Either way it seems that keeping everything in a digital format until the last minute will introduce the least amount of distortion/harmonics/noise etc

Stefan

 

[orangeart]

Beg your pardon, the 2x8 does do i2s. Just what i'm looking for as well.

Seems a good way to go using the on-board dacs, then in the future multi channel ESS dac and I/V stages

Stefan

 

[hacker]

It does seem like a tempting option but for now I think I'll stick with the original plan: custom XO just for the E-IIIRs. I've spent so long building my music source, DAC and amplifiers - not to mention the years of building the E-IIIRs - that I can't bear the thought of abandoning the job right at the last minute!

However, that doesn't mean I can't try out one of those MiniDAC jobbies a year or so from now...

In the meantime, I need to get to grips with:

• Baffle step compensation. What is it? How does one measure/calculate/implement such a thing?
• Level adjustment. Voltage divider? Where to implement - at XO filter inputs or at the outputs using opamp buffers? How about using gain instead of attenuation?

I think a good plan of attack is to do this slowly. I'll build the passive XOs and listen to them for a few weeks/months while figuring out what to do with the active XOs. Perhaps I could invest in a cheap measuring rig to help do my own calculations. Lots of options

Thanks for the feedback so far, keep it coming!

 

[trancera]

Not sure if you remember Carl I use 2 x P09. They split the treble off first. All have Opamps on the outputs with multi turn pots.

One shift of furniture / speaker and you will want to adjust them slightly.

Perhaps lay out your board to give yourself options. This especially applies to quality of caps, big is often best right?

 

[James]

After googling "baffle step compensation" I realized that I need to go back and google it properly - it seems complicated.

Does the passive XO schematic you sent me incorporate the appropriate baffle step compensation already (albeit tuned to your room)?
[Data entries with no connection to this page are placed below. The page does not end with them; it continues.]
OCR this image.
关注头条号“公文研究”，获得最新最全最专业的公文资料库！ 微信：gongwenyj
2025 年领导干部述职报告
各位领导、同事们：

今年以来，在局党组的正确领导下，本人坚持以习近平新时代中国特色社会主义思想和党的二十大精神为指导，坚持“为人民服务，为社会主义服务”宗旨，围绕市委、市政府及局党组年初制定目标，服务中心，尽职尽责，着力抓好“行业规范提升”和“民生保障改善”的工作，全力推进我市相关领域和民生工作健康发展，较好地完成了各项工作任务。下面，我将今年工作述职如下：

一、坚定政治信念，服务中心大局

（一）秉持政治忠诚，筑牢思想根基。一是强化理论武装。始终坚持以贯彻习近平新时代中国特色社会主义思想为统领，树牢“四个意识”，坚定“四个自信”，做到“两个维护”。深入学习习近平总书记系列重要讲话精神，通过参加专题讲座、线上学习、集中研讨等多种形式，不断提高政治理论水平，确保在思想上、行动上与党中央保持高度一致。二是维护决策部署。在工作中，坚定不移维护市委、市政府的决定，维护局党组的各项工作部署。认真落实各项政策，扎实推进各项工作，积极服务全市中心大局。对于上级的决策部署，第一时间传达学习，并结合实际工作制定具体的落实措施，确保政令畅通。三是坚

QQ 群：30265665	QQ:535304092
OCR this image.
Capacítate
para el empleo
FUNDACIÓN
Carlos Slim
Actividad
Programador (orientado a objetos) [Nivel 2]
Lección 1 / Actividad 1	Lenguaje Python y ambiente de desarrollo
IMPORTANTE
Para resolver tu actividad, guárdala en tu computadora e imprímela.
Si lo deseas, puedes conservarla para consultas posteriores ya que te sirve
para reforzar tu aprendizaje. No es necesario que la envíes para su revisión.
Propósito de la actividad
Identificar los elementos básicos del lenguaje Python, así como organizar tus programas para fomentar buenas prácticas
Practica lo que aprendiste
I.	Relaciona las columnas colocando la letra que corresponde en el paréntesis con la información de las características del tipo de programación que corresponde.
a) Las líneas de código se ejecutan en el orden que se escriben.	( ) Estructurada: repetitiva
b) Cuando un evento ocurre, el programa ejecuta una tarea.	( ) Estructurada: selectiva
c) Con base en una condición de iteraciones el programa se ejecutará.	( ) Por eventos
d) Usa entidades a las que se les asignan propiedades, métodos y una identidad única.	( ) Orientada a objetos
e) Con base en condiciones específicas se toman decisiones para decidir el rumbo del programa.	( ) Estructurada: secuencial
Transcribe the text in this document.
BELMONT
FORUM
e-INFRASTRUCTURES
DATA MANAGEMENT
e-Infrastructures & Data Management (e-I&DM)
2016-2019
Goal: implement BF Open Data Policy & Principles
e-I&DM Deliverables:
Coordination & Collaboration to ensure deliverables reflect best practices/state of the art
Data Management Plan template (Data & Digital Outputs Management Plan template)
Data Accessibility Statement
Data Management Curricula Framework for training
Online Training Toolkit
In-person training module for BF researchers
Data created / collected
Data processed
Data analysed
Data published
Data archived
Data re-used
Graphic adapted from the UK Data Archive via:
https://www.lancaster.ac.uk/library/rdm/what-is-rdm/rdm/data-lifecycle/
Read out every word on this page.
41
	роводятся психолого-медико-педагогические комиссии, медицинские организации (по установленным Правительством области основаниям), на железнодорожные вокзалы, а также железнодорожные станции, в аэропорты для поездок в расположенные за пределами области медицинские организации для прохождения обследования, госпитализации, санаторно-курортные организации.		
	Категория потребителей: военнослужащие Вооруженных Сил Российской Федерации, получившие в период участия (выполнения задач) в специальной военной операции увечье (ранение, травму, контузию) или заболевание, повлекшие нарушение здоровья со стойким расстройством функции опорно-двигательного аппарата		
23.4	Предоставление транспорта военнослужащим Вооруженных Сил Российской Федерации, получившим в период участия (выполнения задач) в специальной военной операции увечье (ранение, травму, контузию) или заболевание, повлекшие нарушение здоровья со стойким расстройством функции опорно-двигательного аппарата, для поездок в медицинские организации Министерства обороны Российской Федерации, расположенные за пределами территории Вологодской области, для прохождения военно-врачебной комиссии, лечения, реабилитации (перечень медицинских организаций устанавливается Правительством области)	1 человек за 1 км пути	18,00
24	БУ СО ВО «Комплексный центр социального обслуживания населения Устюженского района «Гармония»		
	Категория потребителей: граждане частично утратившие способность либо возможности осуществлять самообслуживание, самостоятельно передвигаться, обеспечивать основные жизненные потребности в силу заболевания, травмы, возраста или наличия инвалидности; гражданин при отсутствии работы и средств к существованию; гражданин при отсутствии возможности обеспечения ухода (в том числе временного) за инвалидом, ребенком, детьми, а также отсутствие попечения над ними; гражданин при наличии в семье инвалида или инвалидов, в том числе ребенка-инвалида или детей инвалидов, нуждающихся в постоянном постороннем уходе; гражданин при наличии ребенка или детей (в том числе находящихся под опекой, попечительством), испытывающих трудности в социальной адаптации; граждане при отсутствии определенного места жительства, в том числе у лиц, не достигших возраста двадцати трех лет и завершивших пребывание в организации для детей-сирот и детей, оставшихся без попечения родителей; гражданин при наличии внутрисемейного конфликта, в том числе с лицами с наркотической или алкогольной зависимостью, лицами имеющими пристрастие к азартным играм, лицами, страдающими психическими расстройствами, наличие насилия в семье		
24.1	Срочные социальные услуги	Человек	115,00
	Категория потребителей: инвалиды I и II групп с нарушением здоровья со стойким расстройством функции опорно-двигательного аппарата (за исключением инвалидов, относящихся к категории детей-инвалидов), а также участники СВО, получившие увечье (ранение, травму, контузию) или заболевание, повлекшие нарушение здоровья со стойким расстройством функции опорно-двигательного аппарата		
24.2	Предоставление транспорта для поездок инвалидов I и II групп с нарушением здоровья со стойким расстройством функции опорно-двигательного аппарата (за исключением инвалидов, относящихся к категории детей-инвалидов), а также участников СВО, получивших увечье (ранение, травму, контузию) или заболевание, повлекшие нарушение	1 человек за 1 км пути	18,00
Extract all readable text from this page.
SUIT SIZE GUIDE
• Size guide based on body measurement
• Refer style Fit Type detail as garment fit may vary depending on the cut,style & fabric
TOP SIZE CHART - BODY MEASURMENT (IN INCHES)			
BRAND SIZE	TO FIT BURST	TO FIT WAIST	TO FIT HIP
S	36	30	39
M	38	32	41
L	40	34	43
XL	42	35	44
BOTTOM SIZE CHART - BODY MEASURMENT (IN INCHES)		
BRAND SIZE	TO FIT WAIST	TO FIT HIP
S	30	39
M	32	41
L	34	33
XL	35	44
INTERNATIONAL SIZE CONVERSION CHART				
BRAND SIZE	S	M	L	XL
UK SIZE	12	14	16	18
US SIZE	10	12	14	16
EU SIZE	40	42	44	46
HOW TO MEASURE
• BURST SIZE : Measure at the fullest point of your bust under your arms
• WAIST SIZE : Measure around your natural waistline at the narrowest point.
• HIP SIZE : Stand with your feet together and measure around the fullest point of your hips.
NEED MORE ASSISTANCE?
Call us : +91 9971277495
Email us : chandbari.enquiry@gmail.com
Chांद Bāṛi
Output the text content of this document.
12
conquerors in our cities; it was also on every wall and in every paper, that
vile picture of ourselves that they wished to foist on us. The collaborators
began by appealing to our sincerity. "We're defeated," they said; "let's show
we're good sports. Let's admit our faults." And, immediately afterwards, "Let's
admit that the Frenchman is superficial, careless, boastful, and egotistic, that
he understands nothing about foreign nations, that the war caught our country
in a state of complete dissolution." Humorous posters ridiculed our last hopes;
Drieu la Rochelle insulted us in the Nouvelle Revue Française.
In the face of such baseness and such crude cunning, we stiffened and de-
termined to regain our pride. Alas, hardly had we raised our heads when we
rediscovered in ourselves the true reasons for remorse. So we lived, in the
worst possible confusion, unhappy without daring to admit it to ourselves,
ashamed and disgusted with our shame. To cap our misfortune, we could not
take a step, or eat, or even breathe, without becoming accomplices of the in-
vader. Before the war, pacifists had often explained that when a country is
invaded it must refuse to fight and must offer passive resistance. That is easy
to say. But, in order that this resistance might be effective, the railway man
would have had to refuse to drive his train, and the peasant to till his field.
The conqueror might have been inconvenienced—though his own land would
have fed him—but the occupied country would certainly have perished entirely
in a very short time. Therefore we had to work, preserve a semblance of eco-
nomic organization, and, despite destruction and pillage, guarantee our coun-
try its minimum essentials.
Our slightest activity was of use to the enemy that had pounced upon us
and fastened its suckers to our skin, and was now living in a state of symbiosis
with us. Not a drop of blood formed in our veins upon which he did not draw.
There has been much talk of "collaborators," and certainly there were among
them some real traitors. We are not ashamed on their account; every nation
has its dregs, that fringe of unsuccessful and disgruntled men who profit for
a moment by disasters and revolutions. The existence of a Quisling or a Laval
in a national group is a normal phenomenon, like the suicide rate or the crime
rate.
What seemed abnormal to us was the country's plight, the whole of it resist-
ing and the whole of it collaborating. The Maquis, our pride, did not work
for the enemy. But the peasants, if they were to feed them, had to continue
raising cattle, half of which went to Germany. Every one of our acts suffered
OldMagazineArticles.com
Yes, both the active and passive circuits I sent you incorporate a 4 or 5 dB attenuation above the midband for the E-IIIR to located away from boundaries.

Baffle step is nothing more than the change from 2pi radiation into 4pi as wavelengths get long enough to wrap around the baffle. This is not usually needed for wall mounts against a solid wall. In free space, and in the absence of room gain, you'd lose 6dB of SPL in the bass compared with treble. For real listening environments, I tend to dial in between 3-5dB.

The last bit of adjustment by ear can be made with trim pots (active) or resistor changes (passive).

 

[hacker]

I think I'm getting it figured out a bit...

In the first Word doc you sent to me there are 2 sets of schematics: one with baffle step compensation, one without. Neither schematic results is a particularly great FR or phase alignment at the XO points.

In the second Word doc, it states "Without baffle step compensation – standard textbook LR4 @ 265Hz and 3kHz", but has very good FR and phase alignment.

Just to confuse me you said above that "both the active and passive circuits I sent you incorporate a 4 or 5 dB attenuation above the midband for the E-IIIR to located away from boundaries."

Can you clarify which schematics have the built-in baffle step compensation and which do not?

Thanks

 

[James]

Carl,

Can you send me back via email the conflicting word docs I sent you? I'll need to check my LspCAD files. Sorry for the confusion.

James

 

[trancera]

One here Carl, which you may have seen, useful for others watching

http://sound.westhost.com/bafflestep.htm

What % of your music will be streamed / DAC'd , it might be easier to do it (some of it) on the server (and easy to adjust when you move the room round).

 

[PigletsDad]

A few random thoughts.

1) Once you have the target gains dialed in, you can make modest gain adjustments at the power amps.

2) If you want, and James simulates this, you may be able to move some poles out of the crossover circuits as such, and simply use small input and/or feedback caps on the power amps.

3) You should not need separate buffer stages; the frequency shaping op-amp runs at close to unity "noise gain", and will have a very low output impedance right across the audio band.